We now need a new economic paradigm; a general theory of money, growth and credit which will explain what went wrong and how to avoid a repetition. Any economist who emerges with such an oeuvre will not only win laurels. He will be a universal benefactor.

In the grim years of post-war recovery, when people wondered if they would ever escape from austerity, the knowledge that a supremely clever man had devised a new economic order did help to build confidence. In the late 1970s, when that order seemed shattered beyond repair and its progenitor was widely abused, especially by those who had never read him, a different set of clever men helped to rebuild confidence.
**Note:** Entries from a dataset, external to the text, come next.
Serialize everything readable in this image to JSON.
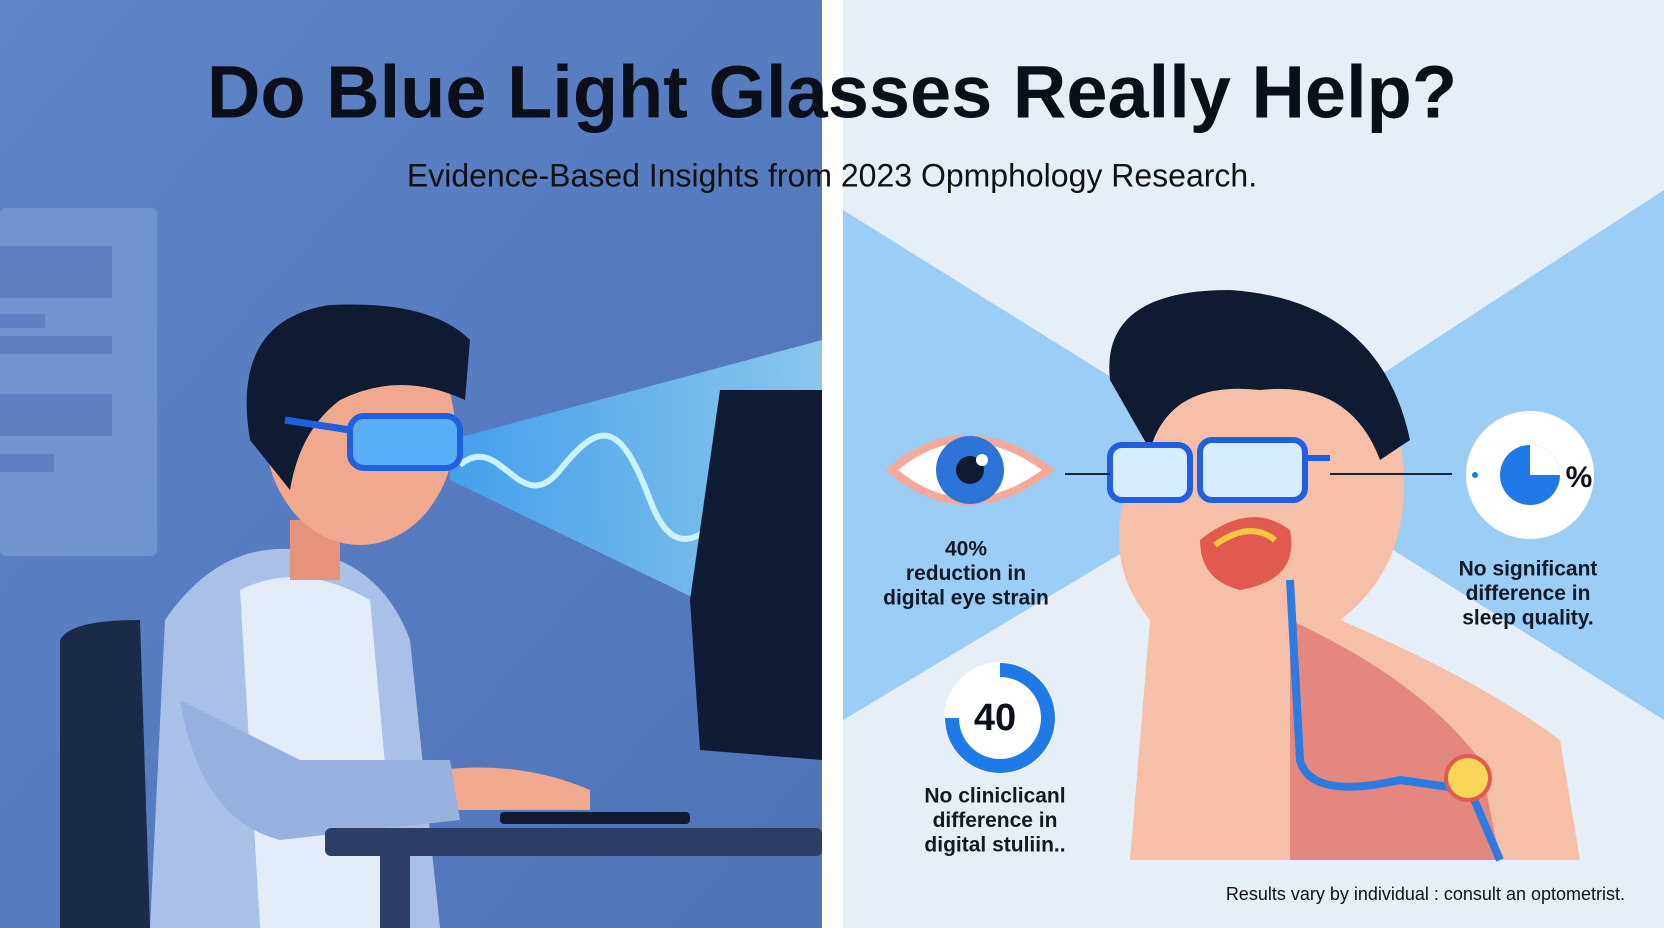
{
  "header": {
    "title": "Do Blue Light Glasses Really Help?",
    "subtitle": "Evidence-Based Insights from 2023 Opmphology Research."
  },
  "stats": [
    {
      "lines": [
        "40%",
        "reduction in",
        "digital eye strain"
      ]
    },
    {
      "lines": [
        "No significant",
        "difference in",
        "sleep quality."
      ]
    },
    {
      "lines": [
        "No cliniclicanl",
        "difference in",
        "digital stuliin.."
      ]
    }
  ],
  "icons": {
    "pie_label": "%",
    "donut_label": "40"
  },
  "footer": "Results vary by individual : consult an optometrist."
}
In the public mind, the monetarists came to be associated with harsh remedies, a process which was assisted by Margaret Thatcher's body-language. But at that stage, much of the public was ready to believe in the necessity of harshness. The monetarists' self-confidence led others to trust them.

Trust, confidence, belief: there is little of it around at the moment. On Friday, David Cameron made an important and overdue speech. The coverage concentrated on his apologising for past errors, but the Tory leader went further. There was the impression of a man who has been thinking things through. Mr Cameron ought to go on giving that impression, and deepening it. A reassured public means an enthusiastic electorate.